1. Not to go all ageist, but should an 84-year-old doctor consider retirement?
2. The state’s issue is that there’s supposed to be reporting from doctors into a database tracking opioid prescriptions. That’s not for nothing, and there’s likely related things a doctor might be asked to report in for public health reasons. If the physician cannot (and will not) do that — is it _un_reasonable for the state to prevent them from practicing?
3. If the doctor in question never touches computers, and has never bothered to learn, does that imply anything about the accessibility to up-to-date information and training that a doctor should be assumed to have? Are they actually keeping up with medical advances?
4. If the only “high tech” the doctor has is a landline phone, how are records for individuals sent to hospitals as needed? Hand-carried? Snail-mail? Is that a concern?
5. If we say, “Well, the doctor works in some poor rural community that desperately needs a doctor, and doesn’t need someone with all the latest-greatest information and databases and toys,” are we also saying that rural communities should have second-rate medical care, or that we’re happy if patients just get the treatment they need 80% of the time, or that our only societal choices for that community are to either have no doctor or have one that doesn’t measure up?
6. People (esp. tax-sensitive people) tend to pooh-pooh the idea of broadband access as a human right. If that’s a (legal, if not also medical) necessity for a doctor to practice in a community … that begins to sound like a human right, or at least societal obligation, to provide such service.
It’s a more interesting story in its implications than at first blush.
Elderly doctor: I lost my license because I don’t know how to use a computer | Ars Technica
Doc says her paper records are just fine—state medical board disagrees.
Thanks. I was feeling much the same way on a number of those points.
Me too! My immediate, if uncharitable, conjecture was that this was a minimum-fuss way to shut down a pill mill.

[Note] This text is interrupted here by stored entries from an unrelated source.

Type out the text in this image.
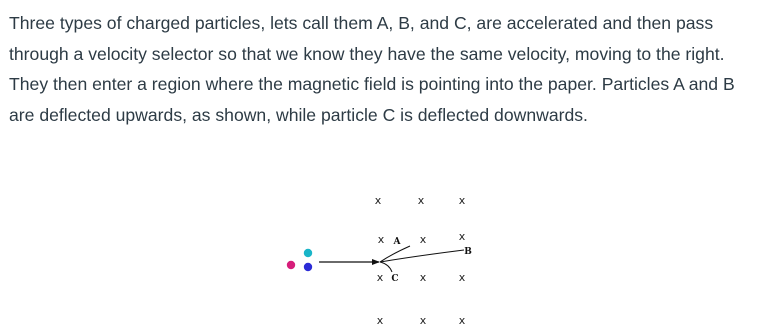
Three types of charged particles, lets call them A, B, and C, are accelerated and then pass through a velocity selector so that we know they have the same velocity, moving to the right. They then enter a region where the magnetic field is pointing into the paper. Particles A and B are deflected upwards, as shown, while particle C is deflected downwards.

x	x	x
x	x	x
x	x	x
x	x	x
A
B
C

Sounds like she needs a medical assistant. But how she would pay them when she charges $50 a visit? How does she hand insurance, Medicare or Medicaid?
+Linda Tewes My guess, from the article, is that it is "cash and carry" medicine. And part of my doesn't want that go to away, and part of me realizes all the problems with that.

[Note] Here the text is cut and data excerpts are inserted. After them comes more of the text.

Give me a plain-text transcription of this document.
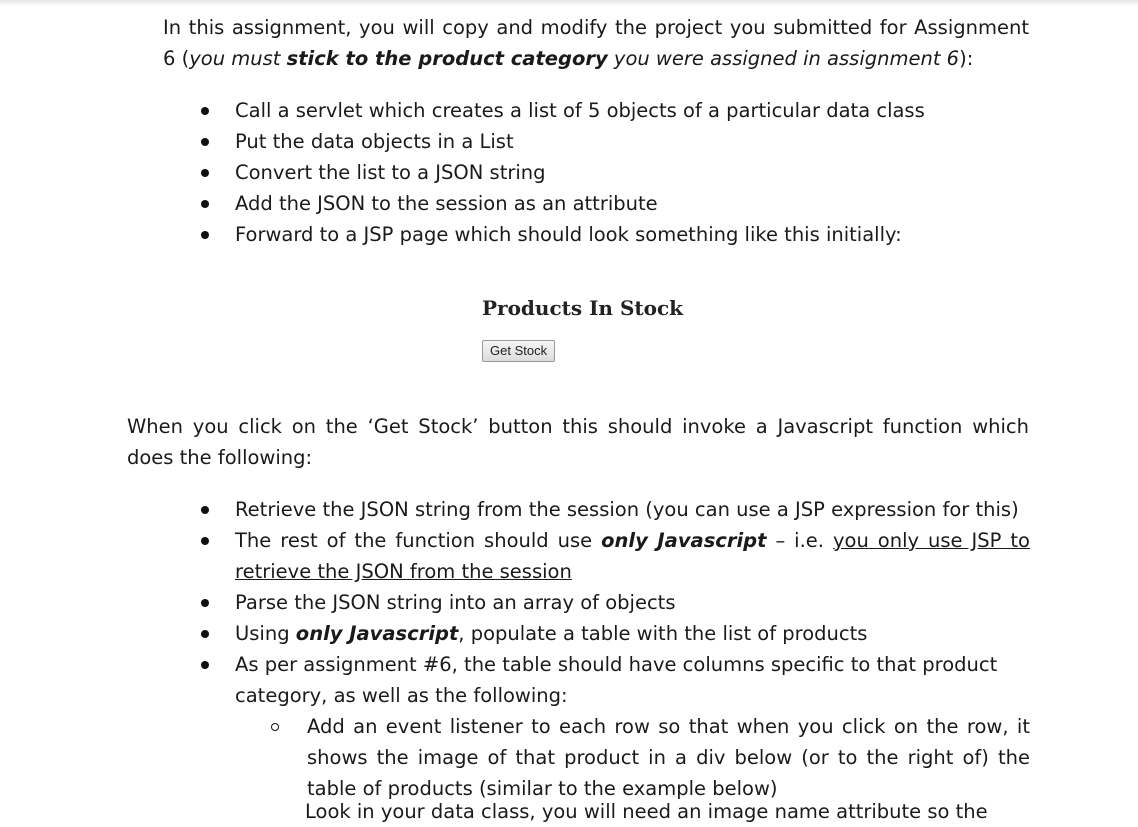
In this assignment, you will copy and modify the project you submitted for Assignment 6 (you must stick to the product category you were assigned in assignment 6):

Call a servlet which creates a list of 5 objects of a particular data class
Put the data objects in a List
Convert the list to a JSON string
Add the JSON to the session as an attribute
Forward to a JSP page which should look something like this initially:
Products In Stock
Get Stock

When you click on the ‘Get Stock’ button this should invoke a Javascript function which does the following:

Retrieve the JSON string from the session (you can use a JSP expression for this)
The rest of the function should use only Javascript – i.e. you only use JSP to retrieve the JSON from the session
Parse the JSON string into an array of objects
Using only Javascript, populate a table with the list of products
As per assignment #6, the table should have columns specific to that product category, as well as the following:
Add an event listener to each row so that when you click on the row, it shows the image of that product in a div below (or to the right of) the table of products (similar to the example below)
Look in your data class, you will need an image name attribute so the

+Michael Verona That's an interesting thought, though the article really doesn't go there.
Perhaps it's because I've lived all my life in suburbia, but I cannot conceive of a doctor's office that only consists of the doctor and no staff.

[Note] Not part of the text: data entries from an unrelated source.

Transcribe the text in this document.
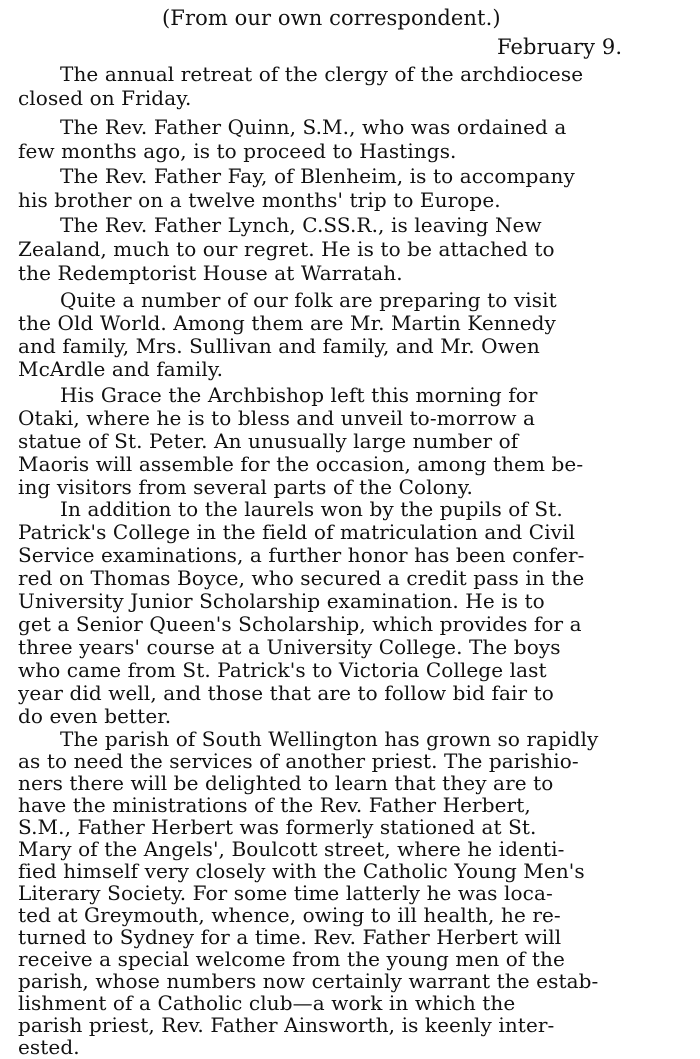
(From our own correspondent.)
February 9.
The annual retreat of the clergy of the archdiocese
closed on Friday.
The Rev. Father Quinn, S.M., who was ordained a
few months ago, is to proceed to Hastings.
The Rev. Father Fay, of Blenheim, is to accompany
his brother on a twelve months' trip to Europe.
The Rev. Father Lynch, C.SS.R., is leaving New
Zealand, much to our regret. He is to be attached to
the Redemptorist House at Warratah.
Quite a number of our folk are preparing to visit
the Old World. Among them are Mr. Martin Kennedy
and family, Mrs. Sullivan and family, and Mr. Owen
McArdle and family.
His Grace the Archbishop left this morning for
Otaki, where he is to bless and unveil to-morrow a
statue of St. Peter. An unusually large number of
Maoris will assemble for the occasion, among them be-
ing visitors from several parts of the Colony.
In addition to the laurels won by the pupils of St.
Patrick's College in the field of matriculation and Civil
Service examinations, a further honor has been confer-
red on Thomas Boyce, who secured a credit pass in the
University Junior Scholarship examination. He is to
get a Senior Queen's Scholarship, which provides for a
three years' course at a University College. The boys
who came from St. Patrick's to Victoria College last
year did well, and those that are to follow bid fair to
do even better.
The parish of South Wellington has grown so rapidly
as to need the services of another priest. The parishio-
ners there will be delighted to learn that they are to
have the ministrations of the Rev. Father Herbert,
S.M., Father Herbert was formerly stationed at St.
Mary of the Angels', Boulcott street, where he identi-
fied himself very closely with the Catholic Young Men's
Literary Society. For some time latterly he was loca-
ted at Greymouth, whence, owing to ill health, he re-
turned to Sydney for a time. Rev. Father Herbert will
receive a special welcome from the young men of the
parish, whose numbers now certainly warrant the estab-
lishment of a Catholic club—a work in which the
parish priest, Rev. Father Ainsworth, is keenly inter-
ested.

In answer to Linda's question about how the doctor handled insurance, I assume that she didn't. Apparently this was a cash-only operation.
Now of course the doctor can continue to charge $50 and practice medicine without a license under the table – except for that pesky little prescription issue. I'm sure some herbal salesperson is trying to track the doctor down right now…
+Dave Hill A medical practice like in the old country.
+Linda Tewes Infant mortality was atrocious in the old country.
+Eric Walker Have you seen Texas’ mother and infant mortality?
+Linda Tewes why is that relevant in an article about a Dr. in Maine? Or in reference to the old country. TX is one of the most techologically advanced states in the country. It is the opposite of old country. How are the infant morality rates in Mississippi?